ARTICLES & ANSWERS
Senior Life and Jennifer Meagher RN are featured on the WHEC News 10 website: www.WHEC.com. Jennifer answers
questions from people like you and writes an article as well. She’s been writing for News 10 since 2007.
The most common questions asked of Senior Life are about life planning; options, costs and decisions. These letters and
articles outline some of the considerations. Need more information? Book a consultation for complete information for
CRITICAL BROTHERS AND LONG DISTANCE FAMILIES
My problem is not with my parents; they are great. It’s my brothers that drive me nuts. I am the only female in my family. My brothers act like it’s my birthright to be the one who cares for our parents. I do everything. Absolutely everything. My brothers both live over 2 hours away. When they get off the phone with my parents, they call me right up to ask me why I’m not doing more for them. Really? When they come into town, they kick back. I’ve asked them to help with bigger projects and they have the nerve to tell me that they are on vacation!!!! I ask when I get my vacation, and they tell me I don’t have it so bad. I’m ready to burst. My parents don’t drive, so I take them everywhere. I’m the one who takes time off from work to get them to the doctor. I’m the one who gets their groceries. My husband and I help take care of their yard. I really am happy to help my folks, but my brother’s entitled attitudes make me crazy. My husband is getting furious. I hope you print this, because I need suggestions and I really like your advice.
In the words of the great Eleanor Roosevelt: “Do what you feel in your heart is right, for you will be criticized anyway.” Concentrate your energy on your parents and set boundaries with your brothers. Plan what you will say to your brothers and stick to it. Here are some examples:
“I’m doing all I can, if you want more done, I’d love your help.” These words are repeated and repeated. Your brothers say you should do something. You say you’re doing all you can (in a calm voice.) Your brothers try again to say something you should do. You say you would love it if they could do that for you. Keep in mind: you can’t have an argument if one of you doesn’t argue. You won’t feel ordered about, if you don’t accept the orders. But what if your brothers are relentless? Try this: “If we can’t talk about something else, I’m going to have to disconnect. I love you. I’ll call you another time.” Then hang up and keep your promise; call back the next day. Be prepared with your lines, if your brothers get mad at you. “I’m doing all I can. I really mean it that I’d love your help.” And repeat as above. Then turn the table; call your brothers and ask them when they are coming to town and what a help it will be for them to (name a chore or task.) In this way, you didn’t accept their orders. You had the conversation under your control, and you asked them for help before they started telling you what else you should be doing. I anticipate they may not like this turn around in you, but with firm kindness they will come around.
LONG DISTANCE FAMILIES
I’ve worked with families where the “kids” live in France, Israel, Alaska, Oregon, California and Colorado to name a few locations. And the elder parents are here. They won’t move. This is where they have always lived and worked. Their friends are here. And they don’t want to be a burden.
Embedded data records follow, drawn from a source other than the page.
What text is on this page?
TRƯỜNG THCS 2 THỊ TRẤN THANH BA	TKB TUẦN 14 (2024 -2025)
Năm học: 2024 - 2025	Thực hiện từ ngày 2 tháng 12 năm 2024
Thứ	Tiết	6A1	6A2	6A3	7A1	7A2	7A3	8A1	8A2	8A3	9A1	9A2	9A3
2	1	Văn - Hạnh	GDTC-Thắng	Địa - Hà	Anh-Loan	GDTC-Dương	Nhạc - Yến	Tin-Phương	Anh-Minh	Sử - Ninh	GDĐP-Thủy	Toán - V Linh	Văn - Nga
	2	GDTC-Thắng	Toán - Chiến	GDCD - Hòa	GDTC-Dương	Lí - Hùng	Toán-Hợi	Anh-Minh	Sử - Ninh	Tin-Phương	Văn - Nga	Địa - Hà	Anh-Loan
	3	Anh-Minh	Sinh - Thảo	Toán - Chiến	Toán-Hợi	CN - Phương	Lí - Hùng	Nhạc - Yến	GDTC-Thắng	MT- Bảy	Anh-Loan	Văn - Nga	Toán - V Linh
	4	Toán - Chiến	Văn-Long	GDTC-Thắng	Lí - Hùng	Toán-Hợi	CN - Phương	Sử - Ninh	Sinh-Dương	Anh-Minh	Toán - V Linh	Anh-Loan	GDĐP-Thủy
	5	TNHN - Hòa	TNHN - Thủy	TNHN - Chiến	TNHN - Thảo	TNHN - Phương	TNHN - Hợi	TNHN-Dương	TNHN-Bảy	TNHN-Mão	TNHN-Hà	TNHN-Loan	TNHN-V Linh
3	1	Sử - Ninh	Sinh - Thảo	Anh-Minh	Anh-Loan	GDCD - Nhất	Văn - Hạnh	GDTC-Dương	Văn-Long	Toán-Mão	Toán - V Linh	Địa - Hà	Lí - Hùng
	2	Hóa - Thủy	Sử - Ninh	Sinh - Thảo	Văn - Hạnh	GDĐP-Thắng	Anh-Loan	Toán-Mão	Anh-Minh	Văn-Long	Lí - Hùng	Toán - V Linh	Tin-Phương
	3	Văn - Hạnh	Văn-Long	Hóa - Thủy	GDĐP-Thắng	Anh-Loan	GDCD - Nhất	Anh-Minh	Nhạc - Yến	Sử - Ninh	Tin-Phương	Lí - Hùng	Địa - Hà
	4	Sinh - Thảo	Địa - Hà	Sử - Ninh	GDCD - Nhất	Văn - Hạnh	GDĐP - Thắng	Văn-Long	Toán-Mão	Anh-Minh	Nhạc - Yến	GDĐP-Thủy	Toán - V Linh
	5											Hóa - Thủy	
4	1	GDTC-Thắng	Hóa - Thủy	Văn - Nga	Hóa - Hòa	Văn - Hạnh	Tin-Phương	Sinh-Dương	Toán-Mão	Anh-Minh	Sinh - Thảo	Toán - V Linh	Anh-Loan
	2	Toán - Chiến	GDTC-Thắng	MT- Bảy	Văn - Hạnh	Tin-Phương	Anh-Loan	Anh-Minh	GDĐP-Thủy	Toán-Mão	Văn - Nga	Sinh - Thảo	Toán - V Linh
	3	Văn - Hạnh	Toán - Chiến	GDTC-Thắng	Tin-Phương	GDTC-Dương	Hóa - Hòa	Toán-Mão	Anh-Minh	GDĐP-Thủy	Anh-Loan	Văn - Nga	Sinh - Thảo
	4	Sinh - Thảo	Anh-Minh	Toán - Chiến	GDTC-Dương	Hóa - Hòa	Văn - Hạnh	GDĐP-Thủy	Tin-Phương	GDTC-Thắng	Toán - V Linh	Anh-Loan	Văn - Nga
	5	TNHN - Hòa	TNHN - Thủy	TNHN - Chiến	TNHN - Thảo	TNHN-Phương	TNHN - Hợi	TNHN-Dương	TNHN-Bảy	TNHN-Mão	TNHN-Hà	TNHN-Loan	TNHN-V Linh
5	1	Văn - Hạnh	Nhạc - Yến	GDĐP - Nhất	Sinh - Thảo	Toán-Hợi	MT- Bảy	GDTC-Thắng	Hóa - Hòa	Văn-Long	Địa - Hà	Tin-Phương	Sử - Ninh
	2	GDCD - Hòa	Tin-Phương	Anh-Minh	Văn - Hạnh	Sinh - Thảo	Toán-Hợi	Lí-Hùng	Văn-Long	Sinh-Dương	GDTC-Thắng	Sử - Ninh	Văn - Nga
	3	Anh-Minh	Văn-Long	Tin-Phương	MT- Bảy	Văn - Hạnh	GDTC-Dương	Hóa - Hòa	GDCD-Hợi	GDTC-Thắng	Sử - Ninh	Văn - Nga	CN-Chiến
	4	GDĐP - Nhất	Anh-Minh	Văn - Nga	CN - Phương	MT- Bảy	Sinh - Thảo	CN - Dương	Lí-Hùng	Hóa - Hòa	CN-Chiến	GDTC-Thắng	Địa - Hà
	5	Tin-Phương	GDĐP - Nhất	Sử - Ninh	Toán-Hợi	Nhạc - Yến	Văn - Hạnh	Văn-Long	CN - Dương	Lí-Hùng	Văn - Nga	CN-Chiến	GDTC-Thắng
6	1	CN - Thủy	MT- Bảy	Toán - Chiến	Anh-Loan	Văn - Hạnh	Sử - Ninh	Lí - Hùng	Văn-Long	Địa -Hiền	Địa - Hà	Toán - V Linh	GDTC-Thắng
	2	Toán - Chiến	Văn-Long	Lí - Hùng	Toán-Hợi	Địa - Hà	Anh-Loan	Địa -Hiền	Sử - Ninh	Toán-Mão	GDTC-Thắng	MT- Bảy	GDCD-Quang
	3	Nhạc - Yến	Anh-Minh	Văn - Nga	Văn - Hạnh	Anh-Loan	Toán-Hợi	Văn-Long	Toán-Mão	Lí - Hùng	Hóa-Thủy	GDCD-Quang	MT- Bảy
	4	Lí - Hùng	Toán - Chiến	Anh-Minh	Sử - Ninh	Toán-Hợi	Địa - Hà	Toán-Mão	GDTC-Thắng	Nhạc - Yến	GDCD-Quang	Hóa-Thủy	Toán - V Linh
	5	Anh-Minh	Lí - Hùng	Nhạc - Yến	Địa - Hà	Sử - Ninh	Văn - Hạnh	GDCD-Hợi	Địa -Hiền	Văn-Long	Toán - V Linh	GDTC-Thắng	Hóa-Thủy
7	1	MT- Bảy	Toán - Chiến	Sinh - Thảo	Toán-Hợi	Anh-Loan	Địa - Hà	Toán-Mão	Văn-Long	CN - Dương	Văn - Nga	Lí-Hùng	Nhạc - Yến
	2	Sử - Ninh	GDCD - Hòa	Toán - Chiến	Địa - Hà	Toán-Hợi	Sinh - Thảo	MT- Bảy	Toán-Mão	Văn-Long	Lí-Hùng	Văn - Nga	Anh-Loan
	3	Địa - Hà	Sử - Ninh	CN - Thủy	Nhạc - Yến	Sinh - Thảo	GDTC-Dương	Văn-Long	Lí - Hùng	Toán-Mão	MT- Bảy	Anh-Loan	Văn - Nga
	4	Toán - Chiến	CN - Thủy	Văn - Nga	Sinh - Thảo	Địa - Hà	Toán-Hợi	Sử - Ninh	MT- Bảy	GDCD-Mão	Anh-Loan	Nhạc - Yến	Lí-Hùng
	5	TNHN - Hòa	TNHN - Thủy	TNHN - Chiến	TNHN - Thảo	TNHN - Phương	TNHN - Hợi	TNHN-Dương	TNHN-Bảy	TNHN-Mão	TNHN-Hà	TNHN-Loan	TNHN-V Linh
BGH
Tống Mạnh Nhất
When the family calls, they always say they are fine. And that’s a worry, because everything can’t be fine all the time. Or, they explain that one of them fell, or they saw the doctor about their blood pressure and are taking a new medication that makes them dizzy.
Sometimes long distance families come into town once a year. Sometimes they are here once every other month or so. Travel is costly. Time away from work is difficult. The kids want to be with their parents, but want to be home too. And if something happens to change a parent’s health, long distance family wonder when they should come, because if they come now, they can’t come again right away.
Part of the reason elders don’t move is because the process seems overwhelming. There’s the house, and the issue of doctors and insurance coverage and it’s not “just the house,” it’s all the things in it and being frightened of starting over in an entirely new place. Let alone the worry of travelling to the new location and navigating an airport or being near a bathroom and worry about an accident. And what about taking pills on time? The elder thinks it is all too much.
These families need a surrogate. This could be via a companion service, or a visitor from the church, or a geriatric care manager. These families do best if there are trustworthy eyes and ears helping track parent’s needs. How wonderful if someone goes along to doctor appointments and gives the long distance family report, and reminds the elder of the doctor’s instructions. If the elder goes into the hospital, how nice that someone was able to physically get there to find out what is going on and to advocate. Line someone up.